Paper Three: Lim EC, Tay MG. Kinesio Taping in Musculoskeletal Pain and Disability that lasts for more than 4 weeks: Is it time to Peel off the Tape and throw it out with the Sweat? A Systematic Review with Meta-analysis focused on Pain and also Methods of Tape Application. Br J Sports Med. 2015 Jan 16. pii: bjsports-2014-094151
Kinesio tape has become a very popular adjunct to treatment and has been seen to be worn by high profile athletes competing at the Olympic Games, and the public alike. There have now been several reviews that have compared Kinesio tape to a range of therapies and condition and have yet to show significant benefit. Another recent study by Pdo et al (J Physiother. 2014 Jun;60(2):90-6. doi: 10.1016/j.jphys.2014.05.003. Epub 2014 Jun 10) also demonstrates that kinesio tape is not better than conventional tape in the management of people complaining of low back pain. The authors also question some of the assumptions about the actions of this type of tape. Perhaps the studies are asking the wrong question and should investigate the psychological rather than physiological benefits of the tape. These psychological benefits should not be underestimated particularly in high performance sport.
Paper Four: Ardern CL, Taylor NF, Feller JA, Whitehead TS, Webster KE. Sports Participation 2 Years After Anterior Cruciate Ligament Reconstruction in Athletes Who Had Not Returned to Sport at 1 Year: A Prospective Follow-up of Physical Function and Psychological Factors in 122 Athletes. Sports Med.2015 Jan 12. pii: 0363546514563282. [Epub ahead of print]
Anterior Cruciate ligament rupture is a significant knee injury and whilst not as prevalent as other sports injuries such as the ankle, the long term prognosis is often not great. This study indicated that return to sport is much longer than some guidelines for management suggest, with these often stating return to sport in 6- 9 months (ACC The diagnosis and management of soft tissue injuries to the knee: an evidence based guideline 2003. http://www.acc.co.nz/PRD_EXT_CSMP/groups/external_communications/documents/guide/wcmz002488.pdf).

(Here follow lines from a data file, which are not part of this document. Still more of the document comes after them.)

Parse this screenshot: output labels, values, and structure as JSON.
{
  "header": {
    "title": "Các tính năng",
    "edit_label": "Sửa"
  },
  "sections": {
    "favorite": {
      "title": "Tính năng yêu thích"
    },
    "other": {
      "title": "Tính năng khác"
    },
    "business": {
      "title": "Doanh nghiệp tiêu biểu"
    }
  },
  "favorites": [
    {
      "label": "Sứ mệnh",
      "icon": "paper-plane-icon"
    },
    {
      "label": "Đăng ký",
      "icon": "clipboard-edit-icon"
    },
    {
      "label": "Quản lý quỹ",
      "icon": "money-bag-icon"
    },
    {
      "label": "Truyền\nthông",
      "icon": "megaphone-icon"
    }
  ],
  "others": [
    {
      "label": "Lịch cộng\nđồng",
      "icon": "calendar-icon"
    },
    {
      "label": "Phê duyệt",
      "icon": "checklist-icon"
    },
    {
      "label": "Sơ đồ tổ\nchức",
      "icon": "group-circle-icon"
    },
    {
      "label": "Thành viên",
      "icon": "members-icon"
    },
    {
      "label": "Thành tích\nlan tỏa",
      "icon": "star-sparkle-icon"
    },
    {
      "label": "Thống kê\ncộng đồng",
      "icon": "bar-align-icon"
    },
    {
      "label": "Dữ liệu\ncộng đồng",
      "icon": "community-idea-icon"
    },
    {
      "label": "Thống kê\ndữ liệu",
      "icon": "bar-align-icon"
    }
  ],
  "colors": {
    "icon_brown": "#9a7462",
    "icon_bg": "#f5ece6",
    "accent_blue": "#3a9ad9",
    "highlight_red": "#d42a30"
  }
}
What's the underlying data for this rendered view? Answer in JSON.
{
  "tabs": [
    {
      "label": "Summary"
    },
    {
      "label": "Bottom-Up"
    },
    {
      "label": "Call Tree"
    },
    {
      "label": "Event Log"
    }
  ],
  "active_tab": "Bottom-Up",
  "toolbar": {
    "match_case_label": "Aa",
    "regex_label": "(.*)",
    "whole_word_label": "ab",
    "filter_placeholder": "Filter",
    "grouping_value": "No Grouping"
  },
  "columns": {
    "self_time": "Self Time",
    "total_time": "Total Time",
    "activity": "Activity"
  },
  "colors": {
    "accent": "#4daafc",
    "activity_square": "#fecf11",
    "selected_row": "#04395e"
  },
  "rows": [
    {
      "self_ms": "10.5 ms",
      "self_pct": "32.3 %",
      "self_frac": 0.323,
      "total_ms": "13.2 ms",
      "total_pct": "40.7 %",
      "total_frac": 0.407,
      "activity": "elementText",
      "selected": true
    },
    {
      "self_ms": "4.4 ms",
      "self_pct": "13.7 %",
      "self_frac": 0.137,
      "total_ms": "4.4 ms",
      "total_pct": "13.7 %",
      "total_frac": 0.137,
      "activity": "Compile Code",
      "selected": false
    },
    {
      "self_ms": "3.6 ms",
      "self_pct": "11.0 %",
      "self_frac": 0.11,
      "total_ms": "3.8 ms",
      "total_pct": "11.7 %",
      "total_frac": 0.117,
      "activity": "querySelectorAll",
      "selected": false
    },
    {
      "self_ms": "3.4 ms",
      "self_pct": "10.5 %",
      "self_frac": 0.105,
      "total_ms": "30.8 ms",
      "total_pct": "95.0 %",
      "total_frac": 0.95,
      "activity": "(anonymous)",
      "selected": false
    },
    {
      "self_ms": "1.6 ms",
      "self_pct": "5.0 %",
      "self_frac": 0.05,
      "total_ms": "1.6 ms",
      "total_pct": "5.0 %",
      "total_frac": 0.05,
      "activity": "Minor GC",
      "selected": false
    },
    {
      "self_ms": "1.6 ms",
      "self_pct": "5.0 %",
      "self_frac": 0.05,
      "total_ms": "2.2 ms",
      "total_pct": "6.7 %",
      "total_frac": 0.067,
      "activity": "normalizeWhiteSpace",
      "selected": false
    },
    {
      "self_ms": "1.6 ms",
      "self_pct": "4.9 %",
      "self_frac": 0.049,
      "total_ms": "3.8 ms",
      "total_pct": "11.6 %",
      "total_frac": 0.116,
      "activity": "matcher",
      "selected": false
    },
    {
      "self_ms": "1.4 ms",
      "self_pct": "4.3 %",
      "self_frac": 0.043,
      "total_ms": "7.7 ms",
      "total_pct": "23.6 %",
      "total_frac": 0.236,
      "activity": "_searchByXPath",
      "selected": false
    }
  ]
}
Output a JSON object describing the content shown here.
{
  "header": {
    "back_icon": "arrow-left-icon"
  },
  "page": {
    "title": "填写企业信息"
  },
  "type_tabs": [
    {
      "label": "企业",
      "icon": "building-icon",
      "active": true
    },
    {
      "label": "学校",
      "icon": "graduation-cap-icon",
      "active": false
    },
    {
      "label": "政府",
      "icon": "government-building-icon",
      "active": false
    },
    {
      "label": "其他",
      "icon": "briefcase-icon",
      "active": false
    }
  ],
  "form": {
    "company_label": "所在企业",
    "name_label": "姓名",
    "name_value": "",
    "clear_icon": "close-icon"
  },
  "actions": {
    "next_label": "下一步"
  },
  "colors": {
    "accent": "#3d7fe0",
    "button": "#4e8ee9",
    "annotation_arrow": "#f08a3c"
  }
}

This current paper indicates that these time frames are too short for those suffering ACL injury to feel confident returning to sport. This is further supported by the fact that inadequate pre or post-operative rehabilitation will lead to strength deficits that will have a long term detrimental effect on function for the knee (Eitzen,Risberg & Holm doi:10.1136/bjsm.2008.057059 Br. J. Sports Med. published online 17 Mar 2009). As physiotherapist we need to be involved in the rehabilitation of the ACL injured patient for a lot longer than some treatment guidelines suggest.